Unlike conventional office printers, whose ink comes from expensive ink cartridges or toner cartridges, devices with built-in, refillable ink tanks coat paper extremely cheaply. The higher acquisition costs are quickly amortized: while you would otherwise have to buy cartridges after a few hundred printed pages, the ink supplied with the tank models is sufficient for many thousands of pages. Even high-volume printers can get by with this for a long time.
At least for the primary colors, most ink tank printers work with inks that only contain liquid dyes – so-called dye inks. These are well suited for mixed colors, for example when printing color photos, but quickly fade in the sun.

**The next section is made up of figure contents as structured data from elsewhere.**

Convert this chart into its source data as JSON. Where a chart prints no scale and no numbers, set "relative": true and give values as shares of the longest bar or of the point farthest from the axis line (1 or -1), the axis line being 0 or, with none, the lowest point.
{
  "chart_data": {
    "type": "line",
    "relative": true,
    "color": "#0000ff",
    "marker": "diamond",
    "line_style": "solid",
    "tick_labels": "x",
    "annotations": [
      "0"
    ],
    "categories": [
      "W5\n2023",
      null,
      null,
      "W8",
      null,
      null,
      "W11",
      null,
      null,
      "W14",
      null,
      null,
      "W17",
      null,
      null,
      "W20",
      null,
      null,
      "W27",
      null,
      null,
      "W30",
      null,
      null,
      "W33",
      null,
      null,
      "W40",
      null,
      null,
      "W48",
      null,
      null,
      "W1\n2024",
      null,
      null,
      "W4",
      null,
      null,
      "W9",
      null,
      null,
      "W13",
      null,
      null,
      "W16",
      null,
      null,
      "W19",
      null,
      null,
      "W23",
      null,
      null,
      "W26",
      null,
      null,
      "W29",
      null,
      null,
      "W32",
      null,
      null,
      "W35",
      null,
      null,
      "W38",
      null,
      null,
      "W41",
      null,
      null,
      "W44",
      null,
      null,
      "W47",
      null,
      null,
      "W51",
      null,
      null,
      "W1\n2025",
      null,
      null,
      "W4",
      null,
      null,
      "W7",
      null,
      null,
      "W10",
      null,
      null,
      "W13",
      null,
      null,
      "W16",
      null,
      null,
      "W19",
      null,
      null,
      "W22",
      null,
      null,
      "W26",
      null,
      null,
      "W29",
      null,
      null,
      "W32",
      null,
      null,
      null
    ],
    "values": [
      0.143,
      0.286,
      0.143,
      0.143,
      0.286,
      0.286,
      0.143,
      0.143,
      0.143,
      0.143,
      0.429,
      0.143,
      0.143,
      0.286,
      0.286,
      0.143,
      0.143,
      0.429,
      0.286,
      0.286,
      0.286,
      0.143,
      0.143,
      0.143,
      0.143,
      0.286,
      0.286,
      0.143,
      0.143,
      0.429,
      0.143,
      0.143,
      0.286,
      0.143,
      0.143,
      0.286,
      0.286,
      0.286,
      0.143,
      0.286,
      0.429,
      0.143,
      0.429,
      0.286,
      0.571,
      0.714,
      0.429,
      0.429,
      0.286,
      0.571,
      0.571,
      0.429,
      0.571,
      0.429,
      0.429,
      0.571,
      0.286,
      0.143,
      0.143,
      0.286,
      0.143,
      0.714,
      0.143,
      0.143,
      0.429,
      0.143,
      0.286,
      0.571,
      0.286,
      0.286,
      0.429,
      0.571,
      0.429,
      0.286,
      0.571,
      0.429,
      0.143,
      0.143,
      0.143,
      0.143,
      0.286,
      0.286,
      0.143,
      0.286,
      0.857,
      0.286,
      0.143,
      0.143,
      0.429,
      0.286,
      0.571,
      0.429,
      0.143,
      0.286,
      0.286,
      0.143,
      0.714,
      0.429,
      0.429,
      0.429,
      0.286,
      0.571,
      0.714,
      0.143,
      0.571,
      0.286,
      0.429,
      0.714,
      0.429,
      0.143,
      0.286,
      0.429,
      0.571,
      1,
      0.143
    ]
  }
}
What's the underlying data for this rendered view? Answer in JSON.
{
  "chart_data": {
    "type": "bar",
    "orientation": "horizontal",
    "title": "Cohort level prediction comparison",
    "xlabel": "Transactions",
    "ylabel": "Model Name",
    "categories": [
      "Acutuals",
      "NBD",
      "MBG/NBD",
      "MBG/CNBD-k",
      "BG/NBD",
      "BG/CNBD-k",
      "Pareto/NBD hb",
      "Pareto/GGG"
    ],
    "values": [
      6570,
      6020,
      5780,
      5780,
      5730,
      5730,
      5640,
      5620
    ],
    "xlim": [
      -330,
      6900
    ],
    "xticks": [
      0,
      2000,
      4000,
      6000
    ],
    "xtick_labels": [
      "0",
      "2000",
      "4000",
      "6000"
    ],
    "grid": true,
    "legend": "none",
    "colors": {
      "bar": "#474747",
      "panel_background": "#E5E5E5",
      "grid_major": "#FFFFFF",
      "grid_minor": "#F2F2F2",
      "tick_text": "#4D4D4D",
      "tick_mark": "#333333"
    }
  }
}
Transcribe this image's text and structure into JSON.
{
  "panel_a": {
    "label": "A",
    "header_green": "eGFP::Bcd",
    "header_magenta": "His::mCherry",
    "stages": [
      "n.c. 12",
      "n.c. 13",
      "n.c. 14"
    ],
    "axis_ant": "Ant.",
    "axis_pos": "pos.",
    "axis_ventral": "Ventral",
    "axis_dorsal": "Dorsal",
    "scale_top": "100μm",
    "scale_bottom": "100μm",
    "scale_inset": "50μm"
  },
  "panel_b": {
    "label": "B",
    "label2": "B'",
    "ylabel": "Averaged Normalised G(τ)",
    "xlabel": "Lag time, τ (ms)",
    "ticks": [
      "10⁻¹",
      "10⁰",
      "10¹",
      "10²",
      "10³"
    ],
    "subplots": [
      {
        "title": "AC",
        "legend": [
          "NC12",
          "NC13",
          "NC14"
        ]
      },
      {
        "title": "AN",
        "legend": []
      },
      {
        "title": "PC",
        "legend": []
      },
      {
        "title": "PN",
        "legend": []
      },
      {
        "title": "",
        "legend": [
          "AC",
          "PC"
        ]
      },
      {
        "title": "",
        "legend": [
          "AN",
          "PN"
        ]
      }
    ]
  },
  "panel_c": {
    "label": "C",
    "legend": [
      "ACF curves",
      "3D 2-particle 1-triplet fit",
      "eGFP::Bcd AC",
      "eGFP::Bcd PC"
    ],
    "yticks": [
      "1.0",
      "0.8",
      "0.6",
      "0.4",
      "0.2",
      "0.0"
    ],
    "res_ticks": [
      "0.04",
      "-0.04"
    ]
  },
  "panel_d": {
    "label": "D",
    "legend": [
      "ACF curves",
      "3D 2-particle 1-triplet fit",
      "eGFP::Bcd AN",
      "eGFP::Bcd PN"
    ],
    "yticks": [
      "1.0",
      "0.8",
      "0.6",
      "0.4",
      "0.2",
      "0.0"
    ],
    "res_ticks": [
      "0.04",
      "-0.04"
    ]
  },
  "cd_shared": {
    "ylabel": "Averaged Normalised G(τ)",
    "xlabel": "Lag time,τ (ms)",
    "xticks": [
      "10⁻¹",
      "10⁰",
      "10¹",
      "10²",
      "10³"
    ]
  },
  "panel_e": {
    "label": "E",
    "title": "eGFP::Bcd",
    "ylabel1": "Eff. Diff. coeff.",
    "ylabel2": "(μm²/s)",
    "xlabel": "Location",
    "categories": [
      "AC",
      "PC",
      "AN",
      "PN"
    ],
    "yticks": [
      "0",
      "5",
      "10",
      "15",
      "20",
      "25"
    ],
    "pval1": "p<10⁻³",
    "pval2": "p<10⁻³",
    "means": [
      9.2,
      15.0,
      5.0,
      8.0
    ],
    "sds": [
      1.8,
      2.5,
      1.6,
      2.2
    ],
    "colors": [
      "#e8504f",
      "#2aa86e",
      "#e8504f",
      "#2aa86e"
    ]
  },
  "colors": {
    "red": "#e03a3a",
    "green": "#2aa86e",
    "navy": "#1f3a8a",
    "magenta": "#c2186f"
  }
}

Our test devices, the Canon Maxify GX4050 and Epson EcoTank ET-5170, are all filled with pigment inks. These inks contain solid color particles that stay on the paper surface and cover well. Only the liquid part of the ink penetrates the paper fibers.
Pigment inks are harder to mix, but are very light-stable and document-proof – important requirements for office printers. We test the light stability in a daylight simulator, which normally exposes the print samples for 100 hours, which corresponds to about a year in sunlight behind window glass. We even irradiated the samples of our test printers for 200 hours. Only then did the yellow of the Epson ink give way slightly, we could not observe any fading in the Canon sample.